Medan, Gatra.com - Ketua Dewan Pimpinan Pusat (DPP) Serikat Buruh Perkebunan Indonesia (Serbundo) Herwin Nasution menilai perjuangan gerakan buruh tidak boleh lagi hanya mengandalkan otot. Buruh saat ini harus berjuang menggunakan cara-cara yang ilmiah.

Herwin menuturkan bahwa gerakan yang didasari kajian ilmiah akan lebih strategis. Gerakan buruh lebih kepada kajian berdasarkan data. Sehingga tujuannya akan lebih mudah tersampaikan. "Cara-cara itu lebih tepat, mengambil langkah bagaimana meyakinkan pengusaha perkebunan kelapa sawit agar memahami apa sebenarnya hak-hak buruh," katanya saat membukan Konferensi Federasi Serikat Buruh Perkebunan Indonesia (F-Serbundo) ke-II di Hotel Grand Antares, Medan, Selasa (15/12)

Herwin mengatakan bahwa kedepan, Serbundo akan melakukan langkah-langkah tersebut untuk memperjuangkan hak-hak buruh. Selain itu, akan membuat gerakan yang lebih fleksibel sesuai dengan konteks saat ini.

Herwin mengatakan, Indonesia merupakan negara produsen kelapa sawit di dunia dan ada sebanyak 21 juta buruh yang bekerja di perkebunan kelapa sawit. Namun, hingga saat ini masih banyak terjadi ketidakadilan terhadap pekerja di perkebunan, menyangkut hak-hak mereka sebagai pekerja, juga perlakuan kepada pekerja buruh yang bahkan melampui tahap pelanggaran hak-hak azasi manusia.

Karena itu, kata Herwin, serikat buruh harus mampu memperjuangkan hak-hak buruh kepada perusahaan. Sehingga, tidak hanya pengusaha kelapa sawit saja yang menikmati hasil dari kelapa sawit, tetapi juga pekerja. "Untuk itu mari kita berjuang terus agar semua perusahaan kelapa sawit di Indonesia ini memperlakukan pekerjanya dengan layak, sesuai dengan undang-undang ketenagakerjaan yang berlaku," jelasnya.

Konfrensi yang akan digelar hingga Rabu (16/12) tersebut diawali dengan melaksanakan seminar ketenagakerjaan yang menghadirkan sejumlah pembicara. Antara lain Misran Lubis mewakili akademisi-aktivis , Minggu Saragih yang merupakan Hakim PHI Medan dan Saurlin Siagian yang merupakan aktivis lingkungan.
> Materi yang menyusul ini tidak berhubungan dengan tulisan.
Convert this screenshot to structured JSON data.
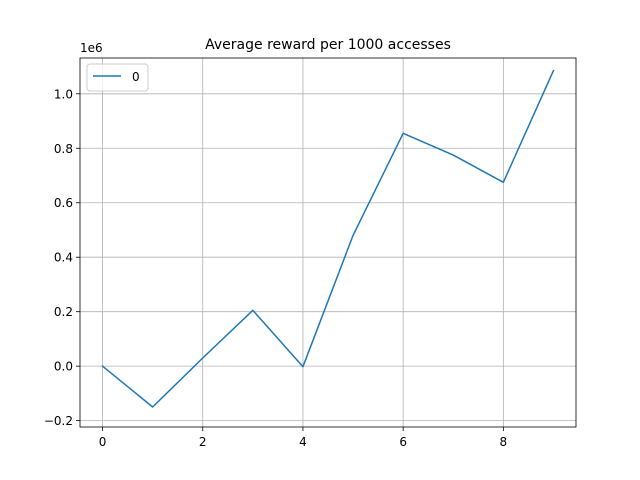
{
  "chart_data": {
    "type": "line",
    "title": "Average reward per 1000 accesses",
    "xlabel": "",
    "ylabel": "",
    "y_offset_label": "1e6",
    "xlim": [
      -0.45,
      9.45
    ],
    "ylim": [
      -0.2234,
      1.1314
    ],
    "x_ticks": [
      0,
      2,
      4,
      6,
      8
    ],
    "x_tick_labels": [
      "0",
      "2",
      "4",
      "6",
      "8"
    ],
    "y_ticks": [
      -0.2,
      0.0,
      0.2,
      0.4,
      0.6,
      0.8,
      1.0
    ],
    "y_tick_labels": [
      "−0.2",
      "0.0",
      "0.2",
      "0.4",
      "0.6",
      "0.8",
      "1.0"
    ],
    "grid": true,
    "legend_position": "top-left",
    "series": [
      {
        "name": "0",
        "color": "#1f77b4",
        "x": [
          0,
          1,
          2,
          3,
          4,
          5,
          6,
          7,
          8,
          9
        ],
        "y": [
          0.0,
          -0.15,
          0.03,
          0.205,
          -0.002,
          0.48,
          0.855,
          0.775,
          0.675,
          1.085
        ]
      }
    ]
  }
}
Dalam pemaparannya Misran menjelaskan situasi perempuan dan anak di perkebunan sawit yang sampai saat ini masih kerap menghadapi diskriminasi seperti persolan upah, hak reproduksi, status pekerja, beban ganda. "Masih ada misalnya, yang terdaftar di perusahaan sawit adalah suami, tapi pada kenyataannya ikut juga istri bekerja, tapi upahnya tidak dihitung," katanya.
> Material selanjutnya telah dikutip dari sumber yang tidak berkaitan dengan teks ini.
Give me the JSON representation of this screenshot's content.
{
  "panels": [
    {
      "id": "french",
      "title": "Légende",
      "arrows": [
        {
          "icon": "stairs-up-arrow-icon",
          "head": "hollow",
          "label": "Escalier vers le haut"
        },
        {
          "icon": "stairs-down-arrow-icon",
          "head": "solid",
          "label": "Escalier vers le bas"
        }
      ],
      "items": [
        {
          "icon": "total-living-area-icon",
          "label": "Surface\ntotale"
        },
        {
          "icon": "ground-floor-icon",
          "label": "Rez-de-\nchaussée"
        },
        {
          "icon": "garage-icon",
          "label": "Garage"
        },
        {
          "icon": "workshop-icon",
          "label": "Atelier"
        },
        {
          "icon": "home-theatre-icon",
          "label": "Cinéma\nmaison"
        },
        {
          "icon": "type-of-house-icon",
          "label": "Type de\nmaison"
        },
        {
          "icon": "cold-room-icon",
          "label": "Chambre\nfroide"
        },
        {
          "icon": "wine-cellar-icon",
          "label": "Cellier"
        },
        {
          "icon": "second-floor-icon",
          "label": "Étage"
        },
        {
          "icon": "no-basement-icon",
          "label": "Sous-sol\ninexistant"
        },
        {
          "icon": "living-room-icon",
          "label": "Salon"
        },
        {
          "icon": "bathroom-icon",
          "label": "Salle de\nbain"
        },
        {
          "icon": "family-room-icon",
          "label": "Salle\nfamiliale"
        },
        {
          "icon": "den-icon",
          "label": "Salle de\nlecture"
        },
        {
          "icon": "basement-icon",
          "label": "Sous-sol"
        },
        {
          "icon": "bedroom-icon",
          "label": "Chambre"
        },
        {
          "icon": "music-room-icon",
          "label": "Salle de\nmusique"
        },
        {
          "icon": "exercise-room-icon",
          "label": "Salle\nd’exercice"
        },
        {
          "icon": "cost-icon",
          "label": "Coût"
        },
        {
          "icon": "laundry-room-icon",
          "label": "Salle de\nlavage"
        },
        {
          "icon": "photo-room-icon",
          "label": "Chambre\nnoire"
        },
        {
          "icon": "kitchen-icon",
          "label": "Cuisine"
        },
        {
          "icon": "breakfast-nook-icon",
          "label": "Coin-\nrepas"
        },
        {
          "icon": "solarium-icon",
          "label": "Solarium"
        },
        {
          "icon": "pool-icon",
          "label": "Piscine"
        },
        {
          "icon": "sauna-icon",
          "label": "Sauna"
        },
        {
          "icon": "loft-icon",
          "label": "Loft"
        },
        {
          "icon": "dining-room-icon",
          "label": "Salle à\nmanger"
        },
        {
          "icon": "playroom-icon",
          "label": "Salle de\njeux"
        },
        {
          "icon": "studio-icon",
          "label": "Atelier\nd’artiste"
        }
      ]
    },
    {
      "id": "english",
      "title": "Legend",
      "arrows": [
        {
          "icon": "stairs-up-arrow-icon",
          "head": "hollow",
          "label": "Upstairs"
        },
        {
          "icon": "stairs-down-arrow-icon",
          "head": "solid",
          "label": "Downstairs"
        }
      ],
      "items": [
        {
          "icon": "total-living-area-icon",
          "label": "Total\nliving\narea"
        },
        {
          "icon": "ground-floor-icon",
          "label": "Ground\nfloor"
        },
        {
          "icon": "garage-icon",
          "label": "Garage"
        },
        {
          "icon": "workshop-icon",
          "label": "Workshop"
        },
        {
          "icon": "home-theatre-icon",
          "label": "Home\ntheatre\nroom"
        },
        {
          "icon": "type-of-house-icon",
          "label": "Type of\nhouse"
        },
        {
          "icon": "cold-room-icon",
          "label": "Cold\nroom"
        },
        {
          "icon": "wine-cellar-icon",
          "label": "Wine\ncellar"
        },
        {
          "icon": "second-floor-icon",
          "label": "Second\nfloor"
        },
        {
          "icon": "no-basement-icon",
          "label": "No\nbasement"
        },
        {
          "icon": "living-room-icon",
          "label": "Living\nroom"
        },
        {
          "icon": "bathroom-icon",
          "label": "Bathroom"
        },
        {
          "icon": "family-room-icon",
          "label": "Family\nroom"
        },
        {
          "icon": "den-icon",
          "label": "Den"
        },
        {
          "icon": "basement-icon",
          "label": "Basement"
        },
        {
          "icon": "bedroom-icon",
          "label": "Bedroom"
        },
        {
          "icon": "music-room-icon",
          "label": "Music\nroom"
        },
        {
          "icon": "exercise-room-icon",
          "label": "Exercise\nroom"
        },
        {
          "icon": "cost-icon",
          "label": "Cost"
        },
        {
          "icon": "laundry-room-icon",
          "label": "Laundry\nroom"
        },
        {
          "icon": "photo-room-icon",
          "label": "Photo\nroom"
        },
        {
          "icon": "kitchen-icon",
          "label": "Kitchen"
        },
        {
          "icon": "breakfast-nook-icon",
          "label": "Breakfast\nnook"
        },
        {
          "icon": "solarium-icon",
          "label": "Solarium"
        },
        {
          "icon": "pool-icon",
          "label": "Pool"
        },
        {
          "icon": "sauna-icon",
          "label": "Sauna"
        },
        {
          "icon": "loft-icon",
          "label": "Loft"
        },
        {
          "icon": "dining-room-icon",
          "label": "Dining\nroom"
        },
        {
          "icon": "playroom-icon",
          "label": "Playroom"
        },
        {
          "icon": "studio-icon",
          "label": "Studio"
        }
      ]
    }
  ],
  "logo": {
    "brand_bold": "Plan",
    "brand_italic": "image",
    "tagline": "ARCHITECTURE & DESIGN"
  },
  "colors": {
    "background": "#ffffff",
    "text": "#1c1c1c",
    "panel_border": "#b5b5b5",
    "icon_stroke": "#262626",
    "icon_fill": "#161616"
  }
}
Begitu juga terhadap anak, di mana masih banyak anak-anak yang harusnya bersekolah, tapi bekerja sebagai keluarga pekerja dan tidak dibayar dan terlibat di sektor pertanian.  "Mereka juga bekerja membantu orangtuanya, tapi mereka harusnya tidak bekerja bila dilihat dari usianya, yang harusnya belajar," jelasnya.